High-capacity networked fire alarm/emergency communications system protects numerous sites
Silent Knight by Honeywell has expanded its Farenhyt line of combined fire alarm and emergency communication systems (ECS) with the IFP-2000ECS, which offers higher capacity and more power to protect larger facilities and multiple buildings.
Silent Knight by Honeywell (NYSE: HON) has expanded its Farenhyt line of combined fire alarm and emergency communication systems (ECS) with the IFP-2000ECS, which offers higher capacity and more power to protect larger facilities and multiple buildings. As many as 16 Farenhyt IFP-2000ECS panels can be networked together and support up to 10,176 points (i.e. detectors, pull stations, etc.) The Farenhyt ECS line is now capable of providing nearly all sizes and types of properties with both reliable fire protection and an effective means for broadcasting emergency alerts in one system and from one cabinet, says the company.

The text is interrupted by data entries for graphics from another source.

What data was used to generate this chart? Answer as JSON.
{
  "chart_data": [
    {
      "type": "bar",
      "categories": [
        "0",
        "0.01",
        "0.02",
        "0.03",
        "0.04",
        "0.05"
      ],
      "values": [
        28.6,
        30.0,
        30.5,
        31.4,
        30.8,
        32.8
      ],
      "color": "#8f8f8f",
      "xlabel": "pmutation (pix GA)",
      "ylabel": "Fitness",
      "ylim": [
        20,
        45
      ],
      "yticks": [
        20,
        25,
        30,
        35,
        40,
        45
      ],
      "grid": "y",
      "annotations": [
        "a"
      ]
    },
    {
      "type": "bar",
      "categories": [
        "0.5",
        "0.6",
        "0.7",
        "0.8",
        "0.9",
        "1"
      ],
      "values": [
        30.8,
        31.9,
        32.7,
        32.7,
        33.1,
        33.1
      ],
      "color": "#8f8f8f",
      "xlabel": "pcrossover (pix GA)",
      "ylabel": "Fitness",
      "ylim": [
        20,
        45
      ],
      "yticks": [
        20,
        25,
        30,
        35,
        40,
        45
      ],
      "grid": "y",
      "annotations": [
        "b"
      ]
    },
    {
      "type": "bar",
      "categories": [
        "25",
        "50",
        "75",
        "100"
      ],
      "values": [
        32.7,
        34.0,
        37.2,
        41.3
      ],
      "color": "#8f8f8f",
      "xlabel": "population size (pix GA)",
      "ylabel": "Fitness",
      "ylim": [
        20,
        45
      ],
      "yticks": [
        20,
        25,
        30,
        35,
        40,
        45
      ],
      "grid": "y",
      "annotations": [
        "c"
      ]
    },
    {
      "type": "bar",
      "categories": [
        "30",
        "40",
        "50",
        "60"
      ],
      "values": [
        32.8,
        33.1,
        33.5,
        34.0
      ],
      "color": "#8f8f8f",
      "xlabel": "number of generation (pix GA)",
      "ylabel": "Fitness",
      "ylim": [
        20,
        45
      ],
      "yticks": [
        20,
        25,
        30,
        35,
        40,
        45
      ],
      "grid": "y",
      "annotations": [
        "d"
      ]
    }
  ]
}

The same system can deliver highly-intelligible audio communications pertaining to fire alarms as well as weather, terrorist, hazmat and other events. Capable of utilizing up to 16 amplifiers to deliver a maximum of 2,000 Watts of power to audio circuits, Honeywell says the IFP-2000ECS can easily meet required intelligibility levels, even in large spaces with high ambient noise, such as factories and sports arenas. Each IFP-2000ECS includes a microphone for authorized users to send live messages, in addition to eight buttons, which can be programmed with pre-recorded messages.
This same panel can also be equipped with 16 to 64 audio switches to which specific speakers in specific building locations can be assigned. Labels on each switch allow users to quickly choose the area(s) to which specific alerts should be sent, while a standard All-Call switch can be used to communicate with all areas within a building. In the event the main amplifier is damaged, back-up audio is available to ensure messages are still delivered. Additionally, for applications such as high-rise buildings where two different messages are required to be sent at the same time, the IFP-2000ECS offers dual channel communications. For example, the Farenhyt ECS can send an evacuation message to the area of an incident, as well as to the floor above and below it, while sending a shelter-in-place message to all other floors to smooth the flow of egress.
Silent Knight’s Farenhyt ECS line meets the latest NFPA 72: National Fire Alarm & Signaling Code, UL 2572 Standard for Control and Communication Units for Mass Notification Systems, and Department of Defense United Facilities Criteria standards. The system's intelligent amplifiers also meet the 520 Hz code requirements set forth by NFPA for compliance with Americans with Disabilities Act (ADA) requirements for alerting those with mild to severe hearing loss and those within commercial sleeping quarters. (Per the 2010 version of NFPA 72, on January 1, 2014, 520 Hz fire alarm sounders are required to be installed in commercial sleeping rooms, such as hotels, school dormitories and nursing homes.)
“With the ECS, we’ve changed the dynamics of a fire alarm to communicate more than just fire alarm evacuations using loud horns and flashing strobes,” comments Jim Spooner, Farenhyt product manager, Silent Knight. “You may not want people to go outside. That’s why a combined system like Farenhyt’s ECS can alert people of a problem, provide instructions and even override the fire alarm evac signal if it was intended to create targets of opportunity.”